A man I worked for back in the day once told me that when you had a multi-part problem to solve, always solve the easiest part first. That way you will only have the easiest part left to fix. It will be the easiest part to fix because it will be the only part left to fix. When I was working for that man, That methodology was used quite often to solve problems we faced at the time. It proved to be an extremely effective way to approach things. I will see if it works in this context as well.

What about all y’all? Do you think this is a good approach? If not, how do you think I should go? Should I be so concerned about the word count per chapter, or should I just go with inconsistent chapter lengths and a story that will probably be less than 50,000 words? Less than 50,000 words is awfully short for a novel. Even with 50,000 words, it is a short novel. How would that affect the sale-ability of the novel?

Let me know what you think. Leave comments as appropriate.


2 thoughts on “Confessions of a struggling wordsmith

  1. I don’t think you should worry if each chapter is the same length.
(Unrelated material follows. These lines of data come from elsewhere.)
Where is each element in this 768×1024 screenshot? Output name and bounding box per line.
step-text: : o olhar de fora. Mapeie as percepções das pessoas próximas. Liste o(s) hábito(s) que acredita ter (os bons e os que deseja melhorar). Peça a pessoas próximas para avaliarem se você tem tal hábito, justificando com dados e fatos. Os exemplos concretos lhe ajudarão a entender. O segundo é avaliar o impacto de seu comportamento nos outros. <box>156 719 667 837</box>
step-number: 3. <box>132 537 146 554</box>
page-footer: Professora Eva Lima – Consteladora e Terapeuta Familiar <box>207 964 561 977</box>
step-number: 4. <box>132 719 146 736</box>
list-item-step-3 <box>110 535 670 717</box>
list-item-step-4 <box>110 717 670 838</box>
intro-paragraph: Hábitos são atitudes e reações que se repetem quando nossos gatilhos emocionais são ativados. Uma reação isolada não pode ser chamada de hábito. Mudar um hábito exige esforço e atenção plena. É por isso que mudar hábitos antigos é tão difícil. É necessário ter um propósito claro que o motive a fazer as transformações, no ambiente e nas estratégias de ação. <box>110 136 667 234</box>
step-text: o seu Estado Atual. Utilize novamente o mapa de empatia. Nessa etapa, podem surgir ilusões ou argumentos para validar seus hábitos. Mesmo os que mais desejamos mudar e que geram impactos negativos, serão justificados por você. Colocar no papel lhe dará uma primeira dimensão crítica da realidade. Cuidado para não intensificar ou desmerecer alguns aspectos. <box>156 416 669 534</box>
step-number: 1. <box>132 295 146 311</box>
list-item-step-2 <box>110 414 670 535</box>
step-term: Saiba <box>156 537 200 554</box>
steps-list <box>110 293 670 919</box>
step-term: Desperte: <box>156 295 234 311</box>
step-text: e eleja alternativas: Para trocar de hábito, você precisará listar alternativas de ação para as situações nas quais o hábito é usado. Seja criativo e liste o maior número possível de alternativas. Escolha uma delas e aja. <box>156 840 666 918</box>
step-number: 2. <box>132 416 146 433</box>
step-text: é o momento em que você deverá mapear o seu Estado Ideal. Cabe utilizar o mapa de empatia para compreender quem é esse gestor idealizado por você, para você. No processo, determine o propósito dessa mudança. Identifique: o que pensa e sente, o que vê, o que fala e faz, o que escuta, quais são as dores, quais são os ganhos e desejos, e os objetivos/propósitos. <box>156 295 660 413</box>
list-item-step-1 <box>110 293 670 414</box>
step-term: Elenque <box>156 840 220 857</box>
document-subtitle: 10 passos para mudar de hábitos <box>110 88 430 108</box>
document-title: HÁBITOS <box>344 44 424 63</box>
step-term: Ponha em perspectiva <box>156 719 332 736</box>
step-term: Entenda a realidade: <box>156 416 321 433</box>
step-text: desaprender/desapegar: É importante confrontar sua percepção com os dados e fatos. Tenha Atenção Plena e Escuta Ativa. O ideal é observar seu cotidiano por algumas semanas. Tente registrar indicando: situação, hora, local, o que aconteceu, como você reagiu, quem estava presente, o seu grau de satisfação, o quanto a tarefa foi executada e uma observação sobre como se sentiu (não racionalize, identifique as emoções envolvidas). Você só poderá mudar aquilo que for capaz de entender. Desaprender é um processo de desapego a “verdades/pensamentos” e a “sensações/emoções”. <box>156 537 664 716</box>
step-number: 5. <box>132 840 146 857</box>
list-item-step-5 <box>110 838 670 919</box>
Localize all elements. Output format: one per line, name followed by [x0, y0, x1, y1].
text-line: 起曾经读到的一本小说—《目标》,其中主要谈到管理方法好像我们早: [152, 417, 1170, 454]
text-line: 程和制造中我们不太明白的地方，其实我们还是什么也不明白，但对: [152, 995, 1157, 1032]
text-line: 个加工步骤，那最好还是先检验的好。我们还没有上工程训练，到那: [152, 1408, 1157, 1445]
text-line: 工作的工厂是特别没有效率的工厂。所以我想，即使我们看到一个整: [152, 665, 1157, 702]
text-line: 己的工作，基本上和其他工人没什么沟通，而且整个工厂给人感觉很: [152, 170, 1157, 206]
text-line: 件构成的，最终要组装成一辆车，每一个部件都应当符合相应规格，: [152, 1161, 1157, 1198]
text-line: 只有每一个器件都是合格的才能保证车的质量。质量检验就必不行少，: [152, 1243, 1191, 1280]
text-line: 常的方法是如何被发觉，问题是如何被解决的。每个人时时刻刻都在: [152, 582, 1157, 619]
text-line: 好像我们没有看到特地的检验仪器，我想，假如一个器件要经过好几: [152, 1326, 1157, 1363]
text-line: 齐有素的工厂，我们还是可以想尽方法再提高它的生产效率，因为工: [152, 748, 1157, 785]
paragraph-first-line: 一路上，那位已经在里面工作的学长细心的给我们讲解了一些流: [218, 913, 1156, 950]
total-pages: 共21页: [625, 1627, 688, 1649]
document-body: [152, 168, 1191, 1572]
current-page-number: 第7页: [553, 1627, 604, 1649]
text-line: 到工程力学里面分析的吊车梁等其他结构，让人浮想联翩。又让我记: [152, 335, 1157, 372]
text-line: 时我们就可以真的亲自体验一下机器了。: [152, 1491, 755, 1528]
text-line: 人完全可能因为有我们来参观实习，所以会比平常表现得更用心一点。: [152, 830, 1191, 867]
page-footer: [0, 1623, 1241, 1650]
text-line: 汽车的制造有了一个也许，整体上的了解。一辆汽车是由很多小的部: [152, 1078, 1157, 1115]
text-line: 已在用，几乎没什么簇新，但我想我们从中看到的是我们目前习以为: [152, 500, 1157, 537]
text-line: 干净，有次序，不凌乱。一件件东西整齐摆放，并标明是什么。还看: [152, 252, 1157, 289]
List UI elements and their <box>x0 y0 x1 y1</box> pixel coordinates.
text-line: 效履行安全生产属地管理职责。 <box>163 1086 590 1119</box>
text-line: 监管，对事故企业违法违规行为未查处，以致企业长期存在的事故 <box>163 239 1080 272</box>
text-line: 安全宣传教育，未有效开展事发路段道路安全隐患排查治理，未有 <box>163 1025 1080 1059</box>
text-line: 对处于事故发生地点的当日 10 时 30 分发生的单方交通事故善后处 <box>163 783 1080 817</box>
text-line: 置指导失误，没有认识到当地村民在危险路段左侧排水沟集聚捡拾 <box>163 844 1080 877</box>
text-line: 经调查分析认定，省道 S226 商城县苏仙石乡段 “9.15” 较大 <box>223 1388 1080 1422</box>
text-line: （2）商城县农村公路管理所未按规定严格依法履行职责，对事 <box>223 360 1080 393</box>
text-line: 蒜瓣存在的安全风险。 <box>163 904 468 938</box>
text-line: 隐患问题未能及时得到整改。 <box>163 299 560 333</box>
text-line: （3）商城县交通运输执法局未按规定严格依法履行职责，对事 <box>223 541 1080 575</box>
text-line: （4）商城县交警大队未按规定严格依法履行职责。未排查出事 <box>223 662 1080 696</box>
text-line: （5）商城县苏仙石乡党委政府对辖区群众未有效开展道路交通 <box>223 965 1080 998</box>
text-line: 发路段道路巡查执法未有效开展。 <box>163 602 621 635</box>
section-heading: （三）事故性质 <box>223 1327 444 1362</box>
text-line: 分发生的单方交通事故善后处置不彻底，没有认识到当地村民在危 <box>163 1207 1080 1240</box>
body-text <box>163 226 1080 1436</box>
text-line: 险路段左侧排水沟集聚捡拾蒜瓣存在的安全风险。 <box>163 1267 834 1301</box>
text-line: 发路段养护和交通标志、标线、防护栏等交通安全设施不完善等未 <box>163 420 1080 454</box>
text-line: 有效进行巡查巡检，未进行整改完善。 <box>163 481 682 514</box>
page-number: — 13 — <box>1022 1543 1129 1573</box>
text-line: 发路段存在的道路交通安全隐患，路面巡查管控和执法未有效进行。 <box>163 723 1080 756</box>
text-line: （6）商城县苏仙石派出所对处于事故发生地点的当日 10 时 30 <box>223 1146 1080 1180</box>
I have wrote many stories and I don’t worry about the length of the chapters. I write until the scene is complete. I think 50,000 is a decent size. Not every story needs to be 100,000 words. Maybe you should take a break from it for awhile and you might find you can add a whole new chapter to add to the word count, but don’t just add things to add them. Make sure what every you put adds value.


    1. Thank you for your suggestions. I have no intention of adding words just to add words. That is why I am being so careful to make sure what I add does not deserve being edited out again.

      I agree that 50,000 is a good length. However, if I do the deleting the fourth Beta Reader calls for, I would be noticeably below the 50,000 word level. That is why I need to make up for what is being deleted out. The thought of adding one or more chapters to make up the difference sounds good, but for me the story is already set at precisely 30 chapters, one for each day in National Novel Writing Month when the first draft was written.

      To be true to my approach to the challenge each year, I have precisely 30 chapters, one for each day, and each one is approximately equal to one day of writing, 1,667 to 1,700 words, to complete the challenge with the requisite 50,000+ words. Personally, I go for 1,700 to 1,800 words simply because it makes the math easier for me and ensures that I have 51,000 to 54,000 words to guarantee winning the challenge. It helps eliminate any problem caused by differences in my word counter versus the official National Novel Writing Month word counter.

      Once I have finished that first draft, that defines the story. I will not deviate significantly from that story. Of course, that means maintaining the 30 chapters pretty much as is, no adding or deleting chapters. Of course, others would take a vastly different approach to things, but that’s fine. If we were all the same, not all of us would be necessary, and I don’t want to be the one eliminated due to redundancy.

      If you check out my publications list, you will find that I already have 9 novels on the market. All nine of the novels had their very first draft done within the 30 days of November as a part of the annual National Novel Writing Month challenge. I have participated 10 times now, and I have won the challenge 10 times now. I am endeavoring to keep that pattern going. It is a fun way to trick myself into doing a novel a year.

      The one sticking point is that I have to get the novel to market before I can do another. That is why I only have 10 novels instead of 11. The 2014 novel did not make it to market until after National Novel Writing Month in 2015. I used the month to finish editing the 2014 novel rather than doing a new one. It was a hard novel to deal with for a number of reasons. The most significant being that about one third of the novel paints an extremely sad, though accurate, picture of my mother-in-law who then died in October of 2015.

      Thanks for taking an interest. And thanks again for your suggestions. Though I’m not sure how much use I will make of them, I greattly appreciate your sharing them with me.